Russia’s unprovoked and continued attacks on Ukraine has most of the world outraged, and many investors concerned. While we observe the immediate effects of turmoil across global markets, what these events mean in the long-term is difficult to diagnose. Most likely, we can expect continued higher degrees of volatility over the short term.
The question being asked by many investors as these events unfold is this, "should I make changes to my portfolio to prevent further losses which could be forthcoming?"

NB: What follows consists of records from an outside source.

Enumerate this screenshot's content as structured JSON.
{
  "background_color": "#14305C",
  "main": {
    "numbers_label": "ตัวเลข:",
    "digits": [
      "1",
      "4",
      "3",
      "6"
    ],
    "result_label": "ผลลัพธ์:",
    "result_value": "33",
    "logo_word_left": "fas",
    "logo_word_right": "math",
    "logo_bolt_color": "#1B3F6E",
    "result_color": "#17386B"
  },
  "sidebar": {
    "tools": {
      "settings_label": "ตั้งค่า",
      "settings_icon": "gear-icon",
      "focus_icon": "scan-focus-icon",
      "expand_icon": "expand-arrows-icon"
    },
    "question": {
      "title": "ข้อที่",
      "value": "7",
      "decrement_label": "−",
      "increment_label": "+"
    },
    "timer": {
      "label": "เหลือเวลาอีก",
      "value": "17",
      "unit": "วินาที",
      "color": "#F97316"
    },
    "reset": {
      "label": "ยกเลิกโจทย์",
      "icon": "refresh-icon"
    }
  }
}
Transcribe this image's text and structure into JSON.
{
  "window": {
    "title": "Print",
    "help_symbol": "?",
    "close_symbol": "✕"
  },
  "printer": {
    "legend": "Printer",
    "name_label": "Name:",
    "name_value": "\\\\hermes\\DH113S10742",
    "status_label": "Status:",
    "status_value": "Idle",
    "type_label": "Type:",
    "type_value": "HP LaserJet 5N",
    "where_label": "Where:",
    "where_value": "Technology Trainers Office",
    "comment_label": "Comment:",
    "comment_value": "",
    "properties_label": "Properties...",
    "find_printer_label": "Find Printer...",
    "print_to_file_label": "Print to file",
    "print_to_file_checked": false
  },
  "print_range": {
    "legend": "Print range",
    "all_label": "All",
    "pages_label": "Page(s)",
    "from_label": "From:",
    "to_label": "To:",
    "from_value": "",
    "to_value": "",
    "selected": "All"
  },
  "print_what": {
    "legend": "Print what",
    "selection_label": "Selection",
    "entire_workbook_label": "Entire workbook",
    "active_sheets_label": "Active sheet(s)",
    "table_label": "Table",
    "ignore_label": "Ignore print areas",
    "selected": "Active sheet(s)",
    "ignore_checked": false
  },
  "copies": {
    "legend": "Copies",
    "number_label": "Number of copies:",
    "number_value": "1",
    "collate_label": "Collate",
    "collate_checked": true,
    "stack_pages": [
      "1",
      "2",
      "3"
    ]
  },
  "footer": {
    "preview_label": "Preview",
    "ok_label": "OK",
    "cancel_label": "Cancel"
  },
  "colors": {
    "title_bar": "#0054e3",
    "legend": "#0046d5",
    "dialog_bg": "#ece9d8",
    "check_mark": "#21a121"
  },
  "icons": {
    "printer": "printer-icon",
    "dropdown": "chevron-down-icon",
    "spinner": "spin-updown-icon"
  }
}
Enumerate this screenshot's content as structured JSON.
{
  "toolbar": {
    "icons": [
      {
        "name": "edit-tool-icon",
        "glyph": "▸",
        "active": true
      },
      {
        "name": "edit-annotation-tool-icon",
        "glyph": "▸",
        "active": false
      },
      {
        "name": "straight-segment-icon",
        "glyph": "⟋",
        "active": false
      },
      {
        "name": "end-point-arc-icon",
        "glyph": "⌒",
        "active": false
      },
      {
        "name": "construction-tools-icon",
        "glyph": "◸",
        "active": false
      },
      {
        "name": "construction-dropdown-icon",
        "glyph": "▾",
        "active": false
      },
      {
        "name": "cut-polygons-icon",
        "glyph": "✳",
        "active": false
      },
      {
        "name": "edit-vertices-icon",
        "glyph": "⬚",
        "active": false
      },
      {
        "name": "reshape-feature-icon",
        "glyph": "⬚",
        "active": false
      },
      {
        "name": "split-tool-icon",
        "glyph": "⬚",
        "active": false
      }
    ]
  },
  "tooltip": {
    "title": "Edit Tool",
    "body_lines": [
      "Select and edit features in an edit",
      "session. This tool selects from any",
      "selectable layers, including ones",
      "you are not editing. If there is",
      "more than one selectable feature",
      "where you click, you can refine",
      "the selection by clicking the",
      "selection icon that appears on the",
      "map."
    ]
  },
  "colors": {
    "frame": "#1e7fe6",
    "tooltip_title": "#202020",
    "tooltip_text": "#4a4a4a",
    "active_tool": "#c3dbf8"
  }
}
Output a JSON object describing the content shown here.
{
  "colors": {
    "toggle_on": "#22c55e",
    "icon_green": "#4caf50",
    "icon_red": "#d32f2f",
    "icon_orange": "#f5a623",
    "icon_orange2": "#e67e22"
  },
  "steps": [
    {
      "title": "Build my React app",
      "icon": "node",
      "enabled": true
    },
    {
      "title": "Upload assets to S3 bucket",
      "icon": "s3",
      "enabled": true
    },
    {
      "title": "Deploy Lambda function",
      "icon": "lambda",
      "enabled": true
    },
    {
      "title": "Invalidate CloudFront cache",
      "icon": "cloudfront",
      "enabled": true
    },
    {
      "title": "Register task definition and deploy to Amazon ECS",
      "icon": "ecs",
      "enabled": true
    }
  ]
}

As you know, we like to call our clients "investors," but those who move to perceived safer havens during tumultuous times with the thought that, "I'll shift back into my current portfolio when things calm down," well, to engage in that behavior makes one a "gambler." We have seen time and time again, that trying to time markets, just like those who engage in gambling activities, normally ends up being a losing proposition.
Instead, realize that it is unusual for markets to be solely driven by geopolitical events over the long-term, and considering a look at history can provide some important perspective, as this chart shows:
Here's the key takeaway: while the human and social costs of war are terrible, and watching the current news is sad and sobering, geopolitical events tend to have few lasting effects on markets. Stocks rise and fall, and then they tend to rise again. If you invest with a disciplined, long-term, strategic approach, current events are unlikely to have a dramatic effect on your investments over the long term.
As we like to say at Henry Wealth Management, "Build a portfolio that you can live with and then, live with it."